Heroic archer-figure of Iranian mythology

Arash the Archer (آرش کمانگیر) is a heroic archer-figure of Iranian mythology and historical tradition.

According to Iranian folklore, in the aftermath of a Turanian invasion that overran much of Iran, the boundary between the two nations was agreed to be set by an arrow launched by Arash. He put his own life in the arrow's launch, and the arrow travelled an exceptionally long distance before finally landing on the other side of the Oxus on the bark of a walnut tree atop a mountain.

==Origins of the name==
Although several sources (e.g. al-Biruni) appear to have considered 'Arash' to be the origin of the name 'Arshak' (i.e. Arsaces), the name of the Parthian dynasty derives from a Parthian or Eastern Iranian equivalent of 'Ardashir', i.e. 'Artaxerxes', specifically Artaxerxes II, from whom the Arsacids claimed descent. (Within the scheme of the mythologically conflated genealogies of Iranian dynasts, the Arsacids also claimed to descend—via the other Arash—from Kai Kobad.)
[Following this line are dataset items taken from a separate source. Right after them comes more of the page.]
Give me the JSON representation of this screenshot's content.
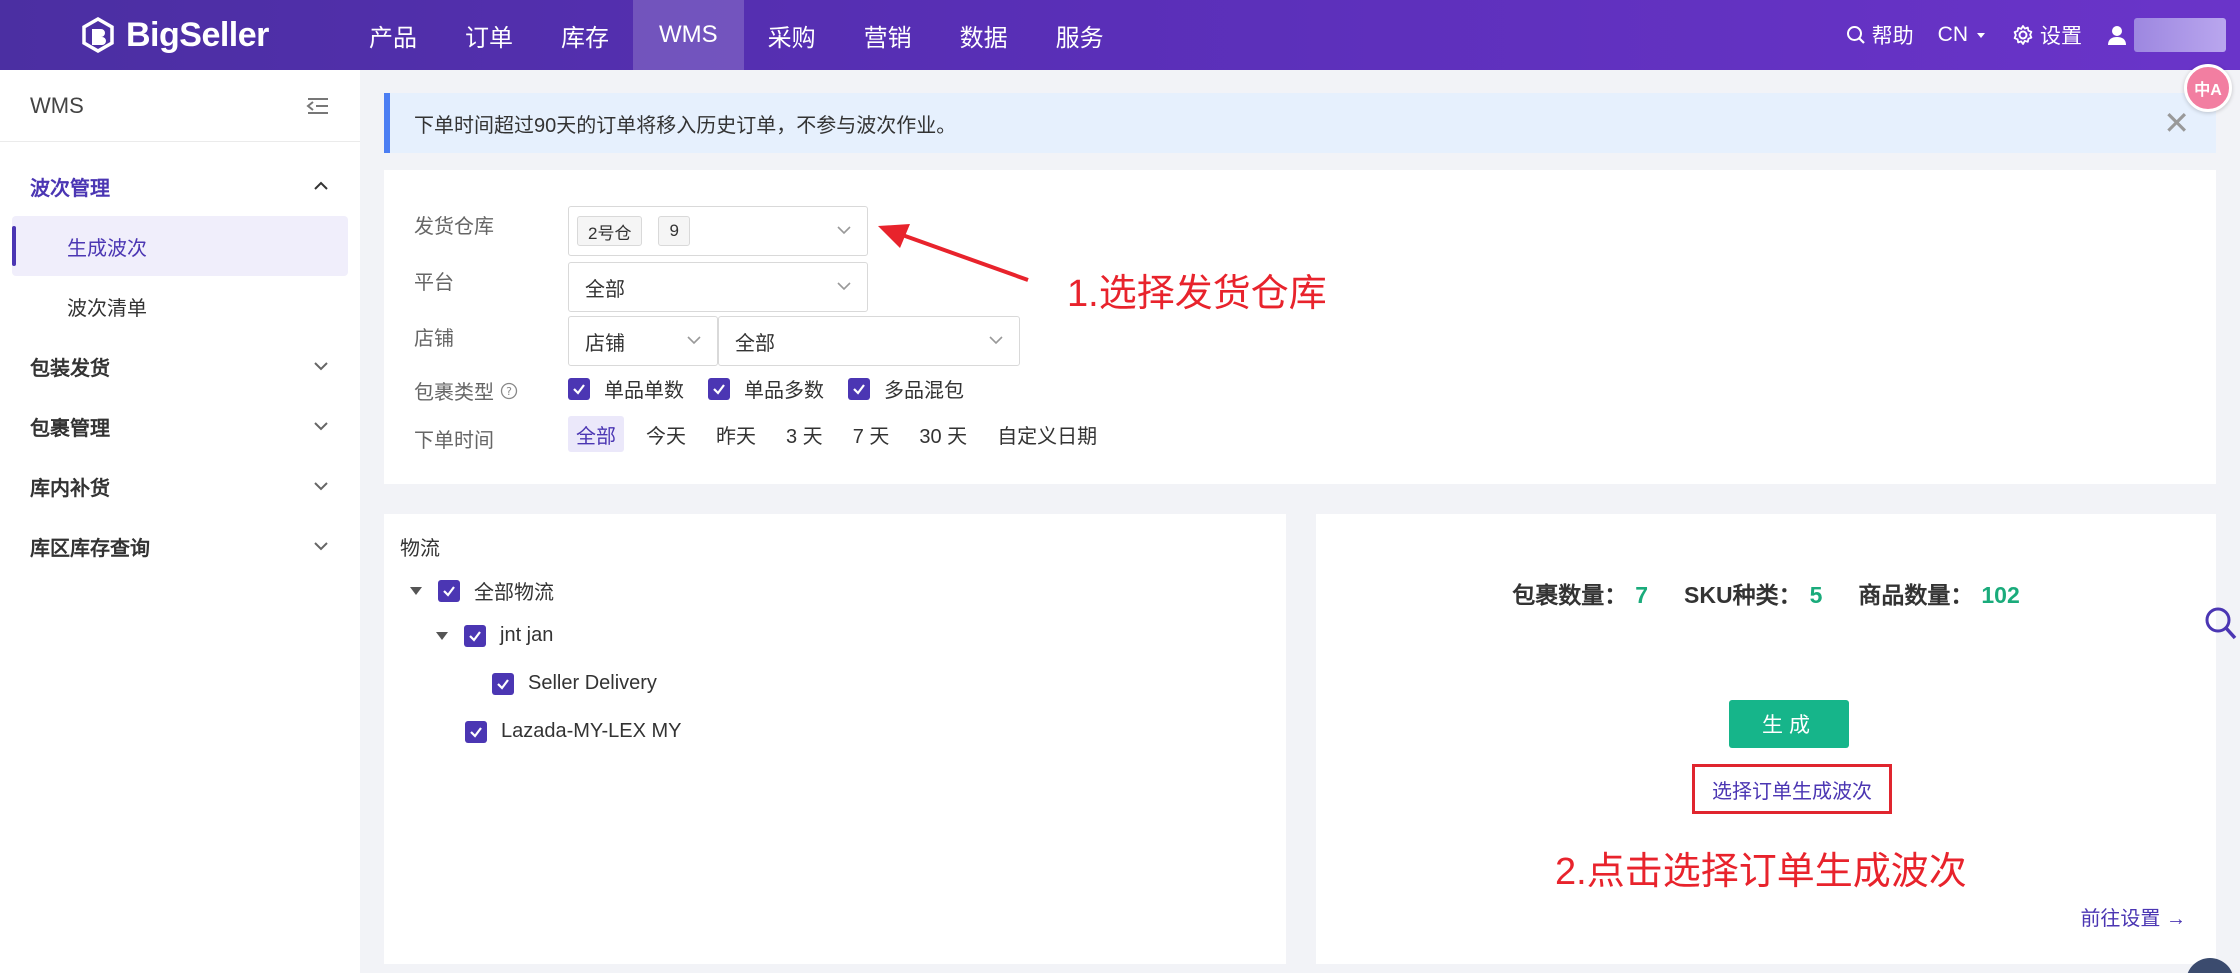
{
  "header": {
    "logo_text": "BigSeller",
    "nav": [
      "产品",
      "订单",
      "库存",
      "WMS",
      "采购",
      "营销",
      "数据",
      "服务"
    ],
    "active_nav": "WMS",
    "help_label": "帮助",
    "lang_label": "CN",
    "settings_label": "设置"
  },
  "sidebar": {
    "title": "WMS",
    "groups": [
      {
        "label": "波次管理",
        "open": true,
        "items": [
          {
            "label": "生成波次",
            "active": true
          },
          {
            "label": "波次清单",
            "active": false
          }
        ]
      },
      {
        "label": "包装发货",
        "open": false
      },
      {
        "label": "包裹管理",
        "open": false
      },
      {
        "label": "库内补货",
        "open": false
      },
      {
        "label": "库区库存查询",
        "open": false
      }
    ]
  },
  "banner": {
    "text": "下单时间超过90天的订单将移入历史订单，不参与波次作业。"
  },
  "filters": {
    "warehouse": {
      "label": "发货仓库",
      "tags": [
        "2号仓",
        "9"
      ]
    },
    "platform": {
      "label": "平台",
      "value": "全部"
    },
    "store": {
      "label": "店铺",
      "type_value": "店铺",
      "value": "全部"
    },
    "package_type": {
      "label": "包裹类型",
      "options": [
        "单品单数",
        "单品多数",
        "多品混包"
      ]
    },
    "order_time": {
      "label": "下单时间",
      "options": [
        "全部",
        "今天",
        "昨天",
        "3 天",
        "7 天",
        "30 天",
        "自定义日期"
      ],
      "selected": "全部"
    }
  },
  "logistics": {
    "title": "物流",
    "tree": [
      {
        "label": "全部物流"
      },
      {
        "label": "jnt jan"
      },
      {
        "label": "Seller Delivery"
      },
      {
        "label": "Lazada-MY-LEX MY"
      }
    ]
  },
  "summary": {
    "parcel_label": "包裹数量：",
    "parcel_value": "7",
    "sku_label": "SKU种类：",
    "sku_value": "5",
    "goods_label": "商品数量：",
    "goods_value": "102",
    "generate_label": "生成",
    "select_link": "选择订单生成波次",
    "goto_settings": "前往设置 →"
  },
  "annotations": {
    "step1": "1.选择发货仓库",
    "step2": "2.点击选择订单生成波次"
  },
  "colors": {
    "brand": "#4b36b3",
    "accent_green": "#16b58a",
    "annotation_red": "#e8232c"
  },
  "translate_fab": "中A"
}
As is typical for names from oral tradition, there are numerous variations of 'Arash'. In the Avesta the name appears as 'Erekhsha' (Ǝrəxša) "of the swift arrow, having the swiftest arrow among the Iranians" (Yasht 8.6). This Avestan-language form continues in Zoroastrian Middle Persian as 'Erash' (Bundahishn, Shahrastanha-i Eran, Zand-i Vahuman Yasht, Mah i Frawardin), from which the anglicized 'Eruch' derives. New Persian forms include 'Erash' and 'Irash' in al-Tabari and ibn al-Atir; Aarashshebatir in al-Tabari; 'Arash' in al-Talebi; 'Aarash' in Maqdesi, Balami, Mojmal, Marasi, al-Biruni, and in the Vis o Ramin of Gorgani. Names with a stock epithet representing the Avestan "swift arrow" include al-Tabari's 'Aarashshebatir' and Mojmal's 'Arash-e Shewatir'. A surname form includes 'Arash/Aarash kaman-gir' "Arash, bow-expert." Also it’s a common name for people that lived there.

==Summary==
The basic story of the bowman runs as follows: In a war between the Iranians and Turanians over the "royal glory" (khwarrah), the Turanian general Afrasiab has surrounded the forces of the righteous Manuchehr, and the two sides agree to make peace. Both reach an agreement that whatever land falls within the range of a bow-shot shall be returned to Manuchehr and the Iranians, and the rest should then fall to Afrasiab and the Aniranians. An angel (in al-Biruni it is Isfandaramad, i.e. the Amesha Spenta Spenta Armaiti, in Middle Persian called Spendarmad) instructs Manuchehr to construct a special bow and arrow, and Arash is asked to be the archer. Arash then shoots the specially-prepared arrow at dawn, which travels a great distance (see below) before finally landing and thereby marking the future border between the Iranians and the Aniranians.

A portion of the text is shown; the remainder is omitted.